Mr Rajan, economist and a professor at the University of Chicago Booth School of Business, wondered what motivated Ashoka’s founders “to remove their hitherto laudable protection”. “…Ashoka’s founders have succumbed to outside pressure to get rid of a troublesome critic,” he surmised in a LinkedIn post.
An eloquent and consistent critic of Prime Minister Narendra Modi’s government, Mr Mehta quit as Ashoka University’s Vice-Chancellor in July 2019 but continued as a professor. On Tuesday, however, he abruptly resigned from that position, too.

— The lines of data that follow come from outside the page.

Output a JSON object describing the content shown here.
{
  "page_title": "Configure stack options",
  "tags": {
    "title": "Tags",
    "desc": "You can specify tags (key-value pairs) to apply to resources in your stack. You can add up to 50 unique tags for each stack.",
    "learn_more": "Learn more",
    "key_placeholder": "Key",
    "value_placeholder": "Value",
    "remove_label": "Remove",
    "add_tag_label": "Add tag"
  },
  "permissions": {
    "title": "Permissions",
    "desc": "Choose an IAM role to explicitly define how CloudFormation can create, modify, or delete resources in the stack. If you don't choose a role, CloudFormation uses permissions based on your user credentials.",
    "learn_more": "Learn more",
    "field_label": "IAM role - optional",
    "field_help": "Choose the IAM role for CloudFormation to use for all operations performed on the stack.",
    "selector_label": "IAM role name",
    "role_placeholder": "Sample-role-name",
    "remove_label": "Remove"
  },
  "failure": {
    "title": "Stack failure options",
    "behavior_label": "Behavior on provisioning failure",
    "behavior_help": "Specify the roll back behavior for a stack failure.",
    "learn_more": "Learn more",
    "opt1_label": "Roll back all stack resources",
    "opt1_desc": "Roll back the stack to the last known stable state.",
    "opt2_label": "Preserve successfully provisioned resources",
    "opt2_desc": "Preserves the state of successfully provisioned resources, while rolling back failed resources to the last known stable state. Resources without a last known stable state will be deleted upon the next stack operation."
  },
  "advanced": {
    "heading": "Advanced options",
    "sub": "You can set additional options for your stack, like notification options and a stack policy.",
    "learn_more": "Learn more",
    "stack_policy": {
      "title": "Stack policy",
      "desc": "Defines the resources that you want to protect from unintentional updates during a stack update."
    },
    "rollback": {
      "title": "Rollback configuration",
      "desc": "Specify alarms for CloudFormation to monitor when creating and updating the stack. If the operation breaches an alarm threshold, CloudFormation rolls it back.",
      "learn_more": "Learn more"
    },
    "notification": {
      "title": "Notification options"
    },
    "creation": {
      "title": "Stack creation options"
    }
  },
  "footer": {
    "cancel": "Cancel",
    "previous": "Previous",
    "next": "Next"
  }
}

In his parting letter to Vice-Chancellor Malabika Sarkar, the 54-year-old wrote, “After a meeting with Founders it has become abundantly clear to me that my association with the University may be considered a political liability. My public writing in support of a politics that tries to honour constitutional values of freedom and equal respect for all citizens is perceived to carry risks for the university. In the interests of the University I resign.”
Ashoka University is India’s first such institution dedicated to the liberal arts and entirely privately-funded.
Two days after Mr Mehta’s departure, the Prime Minister’s former Chief Economic Advisor, Arvind Subramaniam, resigned as faculty. He had joined the University as late as July 2020.
“…the circumstances involving the ‘resignation’ of Professor Pratap Bhanu Mehta…have devastated me…that someone of such integrity and eminence, who embodied the vision underlying Ashoka, felt compelled to leave is troubling,” Mr Subramanian wrote in his resignation letter.
In a short open letter to the trustees, administrators, and faculty of the university, a bunch of international academics has now expressed solidarity with Mr Mehta to reaffirm “the importance of the values he has always practiced”. “In political life, these are free argument, tolerance, and a democratic spirit of equal citizenship,” the letter said.
Former Union Home Minister P Chidambaram reacted to these developments saying this “BJP thought” will “wreck” India and turn it into an autocracy, PTI reported. “The people of India must rise to fiercely resist the attempt to impose one thought all over the country,” he said.
Faculty members, students, and alumni of Ashoka University, too, have expressed their anguish, saying Mr Mehta’s exit seems to be a direct consequence of his role as a public intellectual and critic of the government, PTI reported.